Após o 1º turno, abriu-se o debate de possíveis medidas para mitigar a avalanche de desinformação no WhatsApp. A ONG Safernet, integrante do Conselho Consultivo do TSE, encaminhou documento à empresa com recomendações, como a redução da possibilidade de encaminhamento de mensagens para até cinco destinatários (como adotado pela empresa na Índia) e a limitação da possibilidade de criação de grupos e de participação neles por um mesmo usuário. A organização também defendeu que o WhatsApp adote sistemas de verificação de conteúdos e de indicação daquelas mensagens atestadas como falsas por agências de checagem, estabelecendo limitadores para seu compartilhamento em massa. Por fim, o documento de recomendações chama a empresa a atuar em conjunto com o TSE para evitar que seja um instrumento de massificação de notícias falsas e interferência eleitoral.
Em artigo publicado no The New York Times no dia 17, os professores Pablo Ortellado (USP) e Fabrício Benvenuto (UFMG) e Cristina Tardáguila (Agência Lupa) também defendem a limitação dos encaminhamentos (atualmente em 20), das listas de transmissão (hoje com até 256 contatos) e do tamanho dos grupos. O WhatsApp alega que não haveria tempo suficiente para isso. Os autores do texto rebatem dizendo que na Índia mudanças foram feitas em poucos dias após uma onda de linchamentos provocados por desinformação usando o aplicativo.

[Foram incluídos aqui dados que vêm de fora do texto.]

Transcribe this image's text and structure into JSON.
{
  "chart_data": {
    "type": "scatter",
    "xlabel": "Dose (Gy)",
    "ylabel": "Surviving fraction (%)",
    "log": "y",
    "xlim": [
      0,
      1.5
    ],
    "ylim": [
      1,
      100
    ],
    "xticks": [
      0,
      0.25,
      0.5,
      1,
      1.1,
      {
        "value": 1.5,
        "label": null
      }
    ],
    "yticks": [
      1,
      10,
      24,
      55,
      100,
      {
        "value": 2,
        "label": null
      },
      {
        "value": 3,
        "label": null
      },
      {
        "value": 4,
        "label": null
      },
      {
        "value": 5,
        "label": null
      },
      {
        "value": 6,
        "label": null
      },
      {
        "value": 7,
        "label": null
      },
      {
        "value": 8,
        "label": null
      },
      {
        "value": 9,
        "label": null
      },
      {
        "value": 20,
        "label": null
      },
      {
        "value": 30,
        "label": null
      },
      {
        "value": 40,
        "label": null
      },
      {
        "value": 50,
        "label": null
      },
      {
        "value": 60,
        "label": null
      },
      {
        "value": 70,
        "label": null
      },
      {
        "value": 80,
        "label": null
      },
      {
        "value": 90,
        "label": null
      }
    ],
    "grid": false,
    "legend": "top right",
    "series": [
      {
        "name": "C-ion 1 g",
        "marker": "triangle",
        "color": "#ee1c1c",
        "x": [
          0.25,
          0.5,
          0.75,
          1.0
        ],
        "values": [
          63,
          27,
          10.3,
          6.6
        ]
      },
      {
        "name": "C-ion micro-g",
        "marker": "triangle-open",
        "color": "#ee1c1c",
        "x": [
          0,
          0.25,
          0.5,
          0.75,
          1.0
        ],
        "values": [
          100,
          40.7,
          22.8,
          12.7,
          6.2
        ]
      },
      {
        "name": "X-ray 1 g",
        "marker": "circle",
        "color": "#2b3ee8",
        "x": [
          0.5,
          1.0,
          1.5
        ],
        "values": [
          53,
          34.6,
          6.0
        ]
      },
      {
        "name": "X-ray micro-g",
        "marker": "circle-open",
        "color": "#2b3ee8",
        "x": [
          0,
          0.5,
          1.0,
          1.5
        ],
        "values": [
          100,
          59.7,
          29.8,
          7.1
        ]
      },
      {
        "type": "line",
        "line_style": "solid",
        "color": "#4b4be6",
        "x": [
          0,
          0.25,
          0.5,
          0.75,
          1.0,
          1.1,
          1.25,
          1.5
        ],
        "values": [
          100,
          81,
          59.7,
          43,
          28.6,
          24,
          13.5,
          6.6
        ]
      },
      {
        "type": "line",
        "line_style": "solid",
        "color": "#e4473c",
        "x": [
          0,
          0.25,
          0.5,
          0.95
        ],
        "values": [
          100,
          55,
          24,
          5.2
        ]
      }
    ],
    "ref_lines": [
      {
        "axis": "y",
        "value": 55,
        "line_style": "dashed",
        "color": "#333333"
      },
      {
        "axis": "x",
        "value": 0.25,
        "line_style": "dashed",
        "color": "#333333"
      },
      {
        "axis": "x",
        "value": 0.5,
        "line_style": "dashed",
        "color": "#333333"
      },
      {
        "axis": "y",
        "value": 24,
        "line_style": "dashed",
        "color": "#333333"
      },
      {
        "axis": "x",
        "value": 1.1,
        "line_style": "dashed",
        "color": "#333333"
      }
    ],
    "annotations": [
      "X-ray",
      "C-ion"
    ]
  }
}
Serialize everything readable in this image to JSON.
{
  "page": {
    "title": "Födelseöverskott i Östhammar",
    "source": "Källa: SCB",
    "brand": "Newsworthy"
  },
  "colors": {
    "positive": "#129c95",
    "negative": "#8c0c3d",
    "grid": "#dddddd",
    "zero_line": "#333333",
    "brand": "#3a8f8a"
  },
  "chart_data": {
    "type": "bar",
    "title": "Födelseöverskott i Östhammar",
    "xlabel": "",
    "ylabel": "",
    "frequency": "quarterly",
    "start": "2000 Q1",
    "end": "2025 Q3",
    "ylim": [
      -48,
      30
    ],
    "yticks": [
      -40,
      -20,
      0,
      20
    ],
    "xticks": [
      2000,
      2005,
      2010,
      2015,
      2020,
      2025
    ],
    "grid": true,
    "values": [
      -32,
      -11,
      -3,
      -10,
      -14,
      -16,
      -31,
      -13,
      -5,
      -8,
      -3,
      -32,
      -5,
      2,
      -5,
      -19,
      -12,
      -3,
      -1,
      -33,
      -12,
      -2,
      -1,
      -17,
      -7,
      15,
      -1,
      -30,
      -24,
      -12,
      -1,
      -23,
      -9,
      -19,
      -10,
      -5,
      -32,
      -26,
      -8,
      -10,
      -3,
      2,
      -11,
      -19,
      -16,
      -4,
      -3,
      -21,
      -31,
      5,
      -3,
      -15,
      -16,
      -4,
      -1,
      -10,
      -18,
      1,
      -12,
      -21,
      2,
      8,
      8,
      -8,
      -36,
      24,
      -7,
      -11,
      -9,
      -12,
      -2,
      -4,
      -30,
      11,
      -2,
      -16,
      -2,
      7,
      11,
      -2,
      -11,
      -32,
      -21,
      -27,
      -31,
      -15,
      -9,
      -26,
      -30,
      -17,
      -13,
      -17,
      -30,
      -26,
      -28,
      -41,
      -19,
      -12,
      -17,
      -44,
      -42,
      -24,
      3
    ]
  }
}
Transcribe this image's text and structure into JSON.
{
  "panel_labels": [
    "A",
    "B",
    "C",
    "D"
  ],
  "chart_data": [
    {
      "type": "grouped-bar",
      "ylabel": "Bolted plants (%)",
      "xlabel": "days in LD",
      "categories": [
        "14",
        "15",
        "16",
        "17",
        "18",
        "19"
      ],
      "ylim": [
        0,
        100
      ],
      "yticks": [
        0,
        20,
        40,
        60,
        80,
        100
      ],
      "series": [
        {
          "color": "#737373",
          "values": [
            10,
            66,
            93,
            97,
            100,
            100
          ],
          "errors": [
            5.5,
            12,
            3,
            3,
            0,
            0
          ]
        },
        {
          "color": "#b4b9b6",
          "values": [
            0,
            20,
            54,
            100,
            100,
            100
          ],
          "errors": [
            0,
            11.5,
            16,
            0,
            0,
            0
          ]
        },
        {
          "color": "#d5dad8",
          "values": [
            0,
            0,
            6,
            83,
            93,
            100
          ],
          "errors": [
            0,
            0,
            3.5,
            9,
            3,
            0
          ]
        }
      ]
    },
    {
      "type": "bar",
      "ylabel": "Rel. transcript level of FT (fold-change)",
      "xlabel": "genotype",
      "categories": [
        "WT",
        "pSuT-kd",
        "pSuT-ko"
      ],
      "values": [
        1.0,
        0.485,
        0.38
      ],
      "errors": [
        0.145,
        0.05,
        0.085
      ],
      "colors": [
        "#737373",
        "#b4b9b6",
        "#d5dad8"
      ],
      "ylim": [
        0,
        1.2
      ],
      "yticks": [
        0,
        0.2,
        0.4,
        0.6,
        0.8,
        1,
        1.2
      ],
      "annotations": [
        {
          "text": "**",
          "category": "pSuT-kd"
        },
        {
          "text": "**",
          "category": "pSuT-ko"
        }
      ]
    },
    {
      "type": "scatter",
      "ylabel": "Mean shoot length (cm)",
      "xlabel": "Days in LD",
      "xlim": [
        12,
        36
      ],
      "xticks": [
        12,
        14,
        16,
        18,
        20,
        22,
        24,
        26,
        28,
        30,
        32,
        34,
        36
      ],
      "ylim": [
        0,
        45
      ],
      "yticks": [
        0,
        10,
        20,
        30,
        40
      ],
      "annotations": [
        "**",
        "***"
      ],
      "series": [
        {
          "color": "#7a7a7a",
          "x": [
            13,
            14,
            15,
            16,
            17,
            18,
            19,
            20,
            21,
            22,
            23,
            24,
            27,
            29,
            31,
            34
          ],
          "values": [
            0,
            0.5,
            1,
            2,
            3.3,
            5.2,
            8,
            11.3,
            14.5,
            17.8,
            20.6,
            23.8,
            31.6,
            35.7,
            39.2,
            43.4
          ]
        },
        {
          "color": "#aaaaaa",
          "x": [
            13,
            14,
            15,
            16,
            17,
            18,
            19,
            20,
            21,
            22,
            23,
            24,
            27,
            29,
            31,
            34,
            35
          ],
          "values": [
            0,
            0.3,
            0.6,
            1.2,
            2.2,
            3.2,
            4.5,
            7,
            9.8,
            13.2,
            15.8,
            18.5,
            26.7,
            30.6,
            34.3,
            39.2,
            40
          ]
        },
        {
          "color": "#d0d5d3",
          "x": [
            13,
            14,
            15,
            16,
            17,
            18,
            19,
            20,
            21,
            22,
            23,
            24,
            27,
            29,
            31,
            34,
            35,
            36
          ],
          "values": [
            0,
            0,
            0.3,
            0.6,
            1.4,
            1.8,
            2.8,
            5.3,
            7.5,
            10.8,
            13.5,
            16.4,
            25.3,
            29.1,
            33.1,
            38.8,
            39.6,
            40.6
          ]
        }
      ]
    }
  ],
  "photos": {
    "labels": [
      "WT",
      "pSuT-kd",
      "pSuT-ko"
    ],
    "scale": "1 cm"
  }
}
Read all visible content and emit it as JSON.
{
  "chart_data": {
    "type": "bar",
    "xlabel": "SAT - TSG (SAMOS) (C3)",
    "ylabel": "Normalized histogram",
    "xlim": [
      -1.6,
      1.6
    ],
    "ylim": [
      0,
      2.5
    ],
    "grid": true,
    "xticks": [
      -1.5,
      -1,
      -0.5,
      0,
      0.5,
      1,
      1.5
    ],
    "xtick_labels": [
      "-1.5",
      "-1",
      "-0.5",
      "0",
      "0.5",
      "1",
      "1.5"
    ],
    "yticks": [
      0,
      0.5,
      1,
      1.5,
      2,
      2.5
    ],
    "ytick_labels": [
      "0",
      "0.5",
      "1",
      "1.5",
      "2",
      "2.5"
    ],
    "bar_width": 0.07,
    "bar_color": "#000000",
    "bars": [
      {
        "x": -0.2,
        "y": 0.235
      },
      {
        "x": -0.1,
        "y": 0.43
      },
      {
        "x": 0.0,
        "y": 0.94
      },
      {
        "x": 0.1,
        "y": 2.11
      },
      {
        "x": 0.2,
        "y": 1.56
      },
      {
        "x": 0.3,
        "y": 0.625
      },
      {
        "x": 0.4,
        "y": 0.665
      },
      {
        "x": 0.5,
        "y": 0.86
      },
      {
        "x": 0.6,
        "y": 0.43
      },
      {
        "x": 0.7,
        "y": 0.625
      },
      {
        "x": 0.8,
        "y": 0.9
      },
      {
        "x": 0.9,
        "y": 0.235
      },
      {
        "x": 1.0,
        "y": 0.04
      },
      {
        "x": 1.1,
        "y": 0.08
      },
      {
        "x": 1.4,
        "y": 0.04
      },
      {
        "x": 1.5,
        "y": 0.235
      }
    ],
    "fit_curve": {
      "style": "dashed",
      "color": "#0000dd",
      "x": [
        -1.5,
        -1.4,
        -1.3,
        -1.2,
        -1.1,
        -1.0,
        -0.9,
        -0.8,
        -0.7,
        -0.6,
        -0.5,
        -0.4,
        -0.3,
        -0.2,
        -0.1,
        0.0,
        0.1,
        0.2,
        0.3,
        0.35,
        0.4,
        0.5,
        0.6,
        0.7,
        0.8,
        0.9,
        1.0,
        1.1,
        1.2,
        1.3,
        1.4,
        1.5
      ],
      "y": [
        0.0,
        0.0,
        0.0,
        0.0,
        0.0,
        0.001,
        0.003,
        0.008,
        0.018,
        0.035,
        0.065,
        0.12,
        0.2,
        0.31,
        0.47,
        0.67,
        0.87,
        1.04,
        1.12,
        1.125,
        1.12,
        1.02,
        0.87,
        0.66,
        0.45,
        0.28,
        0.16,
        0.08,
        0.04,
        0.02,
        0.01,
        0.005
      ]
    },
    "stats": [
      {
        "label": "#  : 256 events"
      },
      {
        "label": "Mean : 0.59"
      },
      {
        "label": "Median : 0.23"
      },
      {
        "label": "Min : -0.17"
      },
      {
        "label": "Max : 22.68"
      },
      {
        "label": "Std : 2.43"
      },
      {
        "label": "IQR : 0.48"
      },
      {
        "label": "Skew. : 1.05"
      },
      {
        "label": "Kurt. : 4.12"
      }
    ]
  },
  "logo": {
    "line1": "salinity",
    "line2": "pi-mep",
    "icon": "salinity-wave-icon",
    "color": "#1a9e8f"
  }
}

Para o advogado especialista em direito digital e consultor do TSE Danilo Doneda, essas medidas de restrição são importantes e o WhatsApp não pode somente ser tratado como uma tecnologia de comunicação privada. “Isso não tem a ver com comunicação interpessoal. O fato é que o WhatsApp pôde escalar um instrumento de comando e controle, em que você tem centros de controle que vão direcionando atividades de milhões de nós que vão agindo disseminando conteúdo a partir de um mecanismo que talvez tenha sido arquitetado. Quem vai administrar 9 mil grupos quando a gente conhece 2,3 mil pessoas na nossa vida?”, questionou, durante debate virtual promovido pelo Intervozes e o Congresso em Foco nesta quinta-feira.
Para Beatriz Kira, pesquisadora do instituto de pesquisa sobre tecnologias digitais InternetLab, também participante do debate virtual, em que pese a urgência do processo eleitoral, o debate sobre as soluções tem que envolver muito cuidado e discussão com a sociedade, para buscar um equilíbrio entre o combate a problemas como a desinformação sem afetar outras garantias, como o anonimato.
O desafio de dar respostas ao grave problema da desinformação, especialmente no WhatsApp mas não somente nele, em tempo tão exíguo, faz desta uma tarefa extremamente complexa. Seja no curto ou no médio prazo, as soluções devem ser pensadas sem a violação de outras garantias. No plano emergencial, autoridades precisam superar a omissão e investigar e punir pessoas envolvidas com a produção industrial e orquestrada desses conteúdos. Isso passa especialmente pela derrubada de mensagens falsas no WhatsApp, ao contrário da decisão mencionada acima. Sem punição dentro dos marcos do que a lei já prevê ou mesmo medidas concretas, cria-se um sentimento de impunidade para que práticas contatadas ou espontâneas sigam influenciando o pleito eleitoral, com consequências trágicas para o regime democrático brasileiro.